Most kratom-associated deaths are attributable to other substances, including opioids and alcohol, which are each responsible for nearly 100,000 deaths a year. Yet the FDA acts as though people who died with kratom in their systems were harmed by kratom alone. The data don’t support that conclusion. Instead of prohibiting kratom, the FDA should encourage manufacturers to label it with contraindications such as active opioid or alcohol use.
A 2011 report describes nine people harmed by kratom products adulterated with a drug called O-desmethyltramadol. Others may be injured by contaminants such as heavy metals, which the FDA has identified in some kratom products.
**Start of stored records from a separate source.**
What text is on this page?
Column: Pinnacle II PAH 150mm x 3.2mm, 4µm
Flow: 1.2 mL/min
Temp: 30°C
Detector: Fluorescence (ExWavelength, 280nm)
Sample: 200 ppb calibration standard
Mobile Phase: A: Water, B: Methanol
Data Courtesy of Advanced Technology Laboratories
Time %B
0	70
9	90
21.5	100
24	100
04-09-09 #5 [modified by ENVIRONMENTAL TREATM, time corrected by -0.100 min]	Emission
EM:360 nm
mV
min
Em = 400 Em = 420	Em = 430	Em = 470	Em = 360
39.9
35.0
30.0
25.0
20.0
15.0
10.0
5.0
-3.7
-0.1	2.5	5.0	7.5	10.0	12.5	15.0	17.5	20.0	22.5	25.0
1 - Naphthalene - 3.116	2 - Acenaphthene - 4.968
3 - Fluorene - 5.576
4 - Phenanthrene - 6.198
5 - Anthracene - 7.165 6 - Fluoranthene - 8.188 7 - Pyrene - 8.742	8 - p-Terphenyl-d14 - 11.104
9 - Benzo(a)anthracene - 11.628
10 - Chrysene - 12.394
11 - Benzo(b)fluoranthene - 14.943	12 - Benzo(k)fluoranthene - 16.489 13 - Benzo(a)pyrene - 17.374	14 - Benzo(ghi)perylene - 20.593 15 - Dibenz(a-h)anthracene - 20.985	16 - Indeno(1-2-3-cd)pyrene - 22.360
But these problems are associated with kratom production, rather than the plant itself. Consumers are often forced to buy from overseas suppliers who may not follow good manufacturing practices.
Instead of using this kind of information to fit its narrative that kratom is harmful, the FDA should regulate kratom to ensure that it is safely produced. The American Kratom Association has established good practices for kratom production, labeling, and safety verification. Though some states have banned kratom, it remains legal in most states, and four states have even passed a Kratom Consumer Protection Act to regulate its domestic production and sale. Others are considering similar legislation.
To further condemn use of the plant, the FDA has used what’s known as the Public Health Assessment via Structural Evaluation (PHASE) methodology, an experimental computer model, to predict kratom’s effects, concluding that it contains harmful opioids. Experts argue the FDA is wrong to rely on this oversimplified model. PHASE ignores the rate at which substances are absorbed in the gastrointestinal tract, how easily they cross the blood-brain barrier, and what happens inside cells after drugs bind to receptors on their surface. The system fails to account for biased agonism of the mu-opioid receptor and the lack of beta-arrestin activation by mitragynines. These factors influence kratom’s physical effects but they are not considered by the PHASE model, and the FDA ignores its limitations.
Why does the FDA vilify kratom when so many stakeholders identify deficiencies in its arguments? Could it be that drug companies are commercializing synthetic versions of kratom and banning the plant would protect their interests? Companies with a financial stake in Schedule I substances have benefitted from their prohibition. When drug makers gain DEA and FDA permission to commercialize drugs that are otherwise illegal, prohibition shields them from potential competition. It strengthens government-granted monopolies provided by patents and marketing exclusivity.
In July, the FDA sought comments on the proposed global kratom ban, leaving only two weeks for people to respond. The American Kratom Association sued the agency and HHS in federal court, and the deadline has been extended until August 24, 2021. I urge the FDA to listen to scientists and advocates who explain that kratom acts differently than opioids. A ban will only encourage people to consume more harmful illicit substances like heroin or fentanyl, and many will die by suicide or from unintentional overdose. Regulating kratom is preferable to prohibition because it creates a safer supply and will not impede research.
Kratom may not be the safest substance. But it is likely no more dangerous than many household products or over-the-counter medicines, and there are no data to support an outright ban. Prohibiting substances without good evidence can be just as harmful as approving them without it.
Mason Marks is a professor of law at the University of New Hampshire Franklin Pierce School of Law and a senior fellow at the Petrie-Flom Center at Harvard Law School where he directs the Project on Psychedelics Law and Regulation.